While present thinking in the research community is leaning towards tau rather than amyloid-β as the primary cause of cell death and dysfunction in later stage Alzheimer's disease, it is still the case that too much amyloid-β is toxic to cells. Researchers here propose a treatment based on suppressing one of the mitochondrial mechanisms of programmed cell death that is triggered by the presence of amyloid-β. This is in many ways a classic example of what I consider to be a problematic focus in medical research: ignoring the root cause damage, the amyloid-β, in favor of tinkering with cellular mechanisms in the hope of improving the dysfunctional, damaged state of cells and tissues.
There are no doubt a hundred places in which one could reasonably try to intervene downstream of the presence of amyloid-β - and a good twenty of those are probably fairly independent of one another, requiring separate research and development project to address. But why build twenty projects when you could build one to achieve the same effect? Target the root causes. Don't mess with the downstream state. I wish that more of that philosophy of development was in evidence in the research community. Sadly it remains a minority viewpoint, barely worked on, judging by what I see in the output of the medical life sciences.
Alzheimer's disease (AD) is the most prevalent type of dementia in the developed world. Despite the enormous efforts made by the scientific community, an effective therapeutic strategy against AD has yet to be developed. The importance of mitochondrial dysfunction in the pathogenesis of AD and other neurodegenerative diseases has been increasingly recognized. A causal relationship has been found between mitochondrial dysfunction and amyloid β (Aβ)-induced neuronal and vascular degeneration. Indeed, mitochondrial pathology, oxidative stress, and energy metabolism impairment are implicated in the pathogenesis of AD, preceding formation of Aβ plaques, cell death, and memory loss.
Mitochondrial-specific therapies are emerging as promising therapeutic tools. It is interesting that mitochondrial therapies have shown beneficial effects in different models of neurodegenerative pathologies, where mitochondrial dysfunction and apoptotic cell death are known to be involved, such as AD, Parkinson's disease, and Huntington's disease.

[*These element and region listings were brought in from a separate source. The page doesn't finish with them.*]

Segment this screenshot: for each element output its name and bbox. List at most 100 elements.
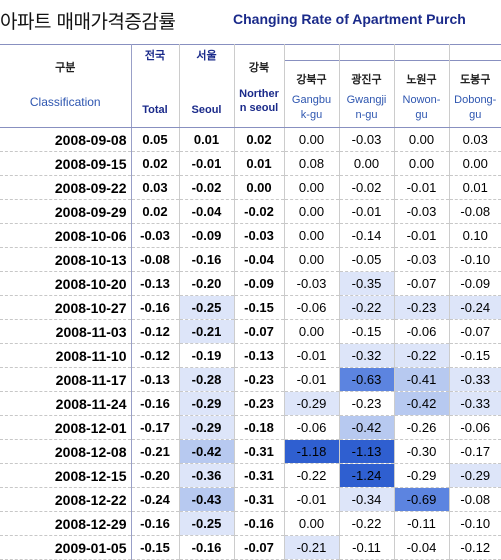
- dobong-value: 0.03: [449, 128, 501, 152]
- north-english-line1: Norther: [235, 75, 284, 101]
- district-english-line1: Dobong-: [450, 87, 501, 108]
- north-korean: 강북: [235, 45, 284, 75]
- date-cell: 2008-11-10: [0, 344, 131, 368]
- northern-seoul-value: -0.07: [234, 536, 284, 560]
- date-cell: 2008-09-08: [0, 128, 131, 152]
- nowon-value: -0.04: [394, 536, 449, 560]
- header-district-dobong: 도봉구 Dobong- gu: [449, 45, 501, 128]
- table-header-row: 구분 Classification 전국 Total 서울 Seoul 강북 N…: [0, 45, 501, 128]
- nowon-value: -0.06: [394, 320, 449, 344]
- dobong-value: -0.07: [449, 320, 501, 344]
- northern-seoul-value: -0.07: [234, 320, 284, 344]
- dobong-value: -0.33: [449, 368, 501, 392]
- gangbuk-value: 0.00: [284, 176, 339, 200]
- nowon-value: -0.01: [394, 224, 449, 248]
- date-cell: 2008-12-08: [0, 440, 131, 464]
- seoul-value: -0.19: [179, 344, 234, 368]
- nowon-value: -0.07: [394, 272, 449, 296]
- total-korean: 전국: [132, 45, 179, 63]
- dobong-value: -0.06: [449, 416, 501, 440]
- district-english-line1: Gwangji: [340, 87, 394, 108]
- total-value: -0.16: [131, 296, 179, 320]
- total-value: -0.03: [131, 224, 179, 248]
- northern-seoul-value: 0.00: [234, 176, 284, 200]
- total-value: 0.03: [131, 176, 179, 200]
- total-value: -0.16: [131, 392, 179, 416]
- group-divider: [450, 60, 501, 61]
- total-value: 0.05: [131, 128, 179, 152]
- seoul-value: -0.42: [179, 440, 234, 464]
- nowon-value: -0.69: [394, 488, 449, 512]
- seoul-value: -0.43: [179, 488, 234, 512]
- header-district-gwangjin: 광진구 Gwangji n-gu: [339, 45, 394, 128]
- nowon-value: -0.42: [394, 392, 449, 416]
- gwangjin-value: -0.63: [339, 368, 394, 392]
- district-korean: 노원구: [395, 45, 449, 87]
- gangbuk-value: -0.01: [284, 368, 339, 392]
- date-cell: 2008-10-20: [0, 272, 131, 296]
- total-english: Total: [132, 63, 179, 117]
- dobong-value: -0.17: [449, 440, 501, 464]
- gwangjin-value: -0.32: [339, 344, 394, 368]
- gangbuk-value: -0.03: [284, 272, 339, 296]
- seoul-value: -0.09: [179, 224, 234, 248]
- seoul-english: Seoul: [180, 63, 234, 117]
- nowon-value: -0.22: [394, 344, 449, 368]
- header-northern-seoul: 강북 Norther n seoul: [234, 45, 284, 128]
- gwangjin-value: -1.24: [339, 464, 394, 488]
- header-total: 전국 Total: [131, 45, 179, 128]
- gangbuk-value: -0.06: [284, 296, 339, 320]
- total-value: -0.12: [131, 320, 179, 344]
- district-korean: 강북구: [285, 45, 339, 87]
- gangbuk-value: -0.29: [284, 392, 339, 416]
- district-english-line2: gu: [395, 108, 449, 123]
- gwangjin-value: -0.22: [339, 296, 394, 320]
- total-value: -0.21: [131, 440, 179, 464]
- nowon-value: 0.00: [394, 128, 449, 152]
- table-row: 2008-12-08-0.21-0.42-0.31-1.18-1.13-0.30…: [0, 440, 501, 464]
- total-value: -0.13: [131, 368, 179, 392]
- date-cell: 2008-09-15: [0, 152, 131, 176]
- total-value: 0.02: [131, 152, 179, 176]
- date-cell: 2008-09-29: [0, 200, 131, 224]
- gwangjin-value: -0.05: [339, 248, 394, 272]
- header-seoul: 서울 Seoul: [179, 45, 234, 128]
- dobong-value: -0.15: [449, 344, 501, 368]
- seoul-value: -0.16: [179, 536, 234, 560]
- seoul-value: -0.28: [179, 368, 234, 392]
- gangbuk-value: 0.00: [284, 200, 339, 224]
- date-cell: 2008-10-27: [0, 296, 131, 320]
- table-row: 2008-12-15-0.20-0.36-0.31-0.22-1.24-0.29…: [0, 464, 501, 488]
- northern-seoul-value: 0.01: [234, 152, 284, 176]
- gwangjin-value: -0.34: [339, 488, 394, 512]
- district-english-line2: k-gu: [285, 108, 339, 123]
- table-row: 2008-12-01-0.17-0.29-0.18-0.06-0.42-0.26…: [0, 416, 501, 440]
- nowon-value: -0.01: [394, 176, 449, 200]
- seoul-value: -0.01: [179, 152, 234, 176]
- dobong-value: 0.10: [449, 224, 501, 248]
- gangbuk-value: -0.06: [284, 416, 339, 440]
- northern-seoul-value: -0.23: [234, 368, 284, 392]
- dobong-value: -0.29: [449, 464, 501, 488]
- district-english-line2: gu: [450, 108, 501, 123]
- nowon-value: -0.03: [394, 248, 449, 272]
- northern-seoul-value: -0.31: [234, 440, 284, 464]
- nowon-value: 0.00: [394, 152, 449, 176]
- gangbuk-value: -0.01: [284, 344, 339, 368]
- table-row: 2008-12-22-0.24-0.43-0.31-0.01-0.34-0.69…: [0, 488, 501, 512]
- table-row: 2008-10-20-0.13-0.20-0.09-0.03-0.35-0.07…: [0, 272, 501, 296]
- dobong-value: -0.08: [449, 488, 501, 512]
- dobong-value: -0.08: [449, 200, 501, 224]
- gangbuk-value: -0.01: [284, 488, 339, 512]
- northern-seoul-value: -0.02: [234, 200, 284, 224]
- district-english-line2: n-gu: [340, 108, 394, 123]
- total-value: -0.15: [131, 536, 179, 560]
- gangbuk-value: 0.08: [284, 152, 339, 176]
- gwangjin-value: -0.42: [339, 416, 394, 440]
- seoul-value: -0.36: [179, 464, 234, 488]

Carbonic anhydrases (CA) are enzymes involved in the reversible conversion of carbon dioxide and water into bicarbonate and protons. They are present in all the vertebrates, showing different intracellular locations and regulating pH and ion transport. CA-VA and CA-VB have a mitochondrial localization. CA-II, known as cytoplasmic, was also recently shown to be increased in brain mitochondria in aging and neurodegeneration. CA inhibitors (CAIs) are used to treat a variety of disorders. In this study, we examine multiple mitochondrial pathways of amyloid toxicity in neuronal and cerebral endothelial cells (ECs), and evaluate CAIs methazolamide (MTZ) and, for the first time, its analog acetazolamide (ATZ), on specific Aβ-mediated pathways of mitochondrial dysfunction and apoptotic cell death. The CAIs selectively inhibited mitochondrial dysfunction pathways induced by Aβ, without affecting metabolic function.
Due to the long-term use of MTZ and ATZ in chronic conditions, the efficacy and the safety of their systemic administration have been widely assessed, making clinical trials for CAIs in AD a concrete possibility. Our novel findings on the mitochondrial effects of MTZ and ATZ against neuronal and vascular amyloid toxicity justify the selection of these drugs as a therapeutic strategy for AD and cerebral amyloid angiopathy.